As long as inequality and second-class status remain official policy, transgender and gender non-conforming people will be considered less than human, and discrimination and oppression acceptable. It's no surprise that in this context, bigoted parents like the Alcorns feel legitimated and emboldened in their reactionary beliefs.
Changing the beliefs of prejudiced parents, and preventing more from spawning in the future, starts with the political institutions that run this country recognizing transgender and gender non-conforming people as full human beings with equal rights under the law.
TRANS YOUTH suicide has been allowed to become an epidemic because the system, and the politicians who run it, have failed to meaningfully address the problem. The education system is a central reason for this criminal neglect and a primary institutional mechanism through which trans youth oppression is reproduced.
Schools are supposed to provide a safe and affirming environment for all students, including trans and gender non-conforming students. Instead, most fall painfully short.
Making schools empowering places for trans and gender non-conforming students could mean providing the services and programs which they currently lack, such as: an LGBTQ inclusive academic curriculum and sexual education program; anti-bullying courses and educational training on gender identity and transgender issues for faculty, staff and students; wraparound services such as on-site social workers, family counseling and connections to LGBTQ support groups; and ample funding to carry out all these programs effectively.
Many young trans and gender non-conforming people who are rejected by their families also turn to LGBTQ homeless shelters and social service programs for support. Unfortunately, they quickly realize that most of these programs--if they exist at all, which varies greatly depending on where they live--are often woefully underfunded and understaffed.

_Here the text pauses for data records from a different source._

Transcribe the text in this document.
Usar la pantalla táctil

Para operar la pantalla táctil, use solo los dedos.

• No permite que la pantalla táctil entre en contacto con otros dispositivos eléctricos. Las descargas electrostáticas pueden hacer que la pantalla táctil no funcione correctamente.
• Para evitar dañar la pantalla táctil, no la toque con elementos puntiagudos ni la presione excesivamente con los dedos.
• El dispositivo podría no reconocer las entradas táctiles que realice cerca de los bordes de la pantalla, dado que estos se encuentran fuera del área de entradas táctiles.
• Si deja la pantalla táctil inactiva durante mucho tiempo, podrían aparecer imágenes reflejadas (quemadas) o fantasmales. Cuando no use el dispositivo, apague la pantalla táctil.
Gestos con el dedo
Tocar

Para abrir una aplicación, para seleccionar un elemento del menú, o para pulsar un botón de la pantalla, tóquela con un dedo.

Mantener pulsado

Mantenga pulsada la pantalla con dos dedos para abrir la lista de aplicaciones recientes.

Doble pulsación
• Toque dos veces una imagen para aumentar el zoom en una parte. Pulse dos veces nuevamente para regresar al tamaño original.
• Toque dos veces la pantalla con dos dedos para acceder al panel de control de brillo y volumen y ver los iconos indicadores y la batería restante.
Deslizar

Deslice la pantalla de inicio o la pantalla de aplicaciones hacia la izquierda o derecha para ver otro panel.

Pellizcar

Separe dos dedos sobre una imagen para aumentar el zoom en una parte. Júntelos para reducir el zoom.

In the era of bipartisan support for austerity and endless budget cuts for just about everything except the military and police departments, public schools and social service programs for young LGBTQ people are being bled dry, schools and homeless shelters have been closed across the country and teachers and social workers in already understaffed schools and programs have been laid off. Young trans and gender non-conforming people--especially those like Leelah who are rejected by their families--are suffering the consequences.
Had Leelah been able to find support and affirmation through her school, or in a community-based support program for LGBTQ youth, to help mitigate the isolating effects of her family's rejection, it is very possible that she, and many other young trans and gender non-conforming people like her, would still be here today.
Leelah Alcorn didn't have to die; she is dead because our society continues to deny transgender and gender non-conforming people their basic humanity. She's dead because of institutionalized transphobia. It's not just Leelah's bigoted parents who are at fault, but the system and the politicians who manage it that need to be indicted and held accountable.
Nothing short of full equality and thoroughgoing structural changes will bring justice for Leelah and ensure no young trans or gender non-conforming person will feel compelled to end their own life.
It's tragic that these powerful words were written in Leelah's suicide note, but they show how thoughtful and brilliant a young women she was. We'd do well to heed her call:
The only way I will rest in peace is if one day, transgender people aren't treated the way I was, they're treated like humans, with valid feelings and human rights. Gender needs to be taught about in schools, the earlier the better. My death needs to mean something. My death needs to be counted in the number of transgender people who commit suicide this year. I want someone to look at that number and say, "that's fucked up" and fix it. Fix society. Please.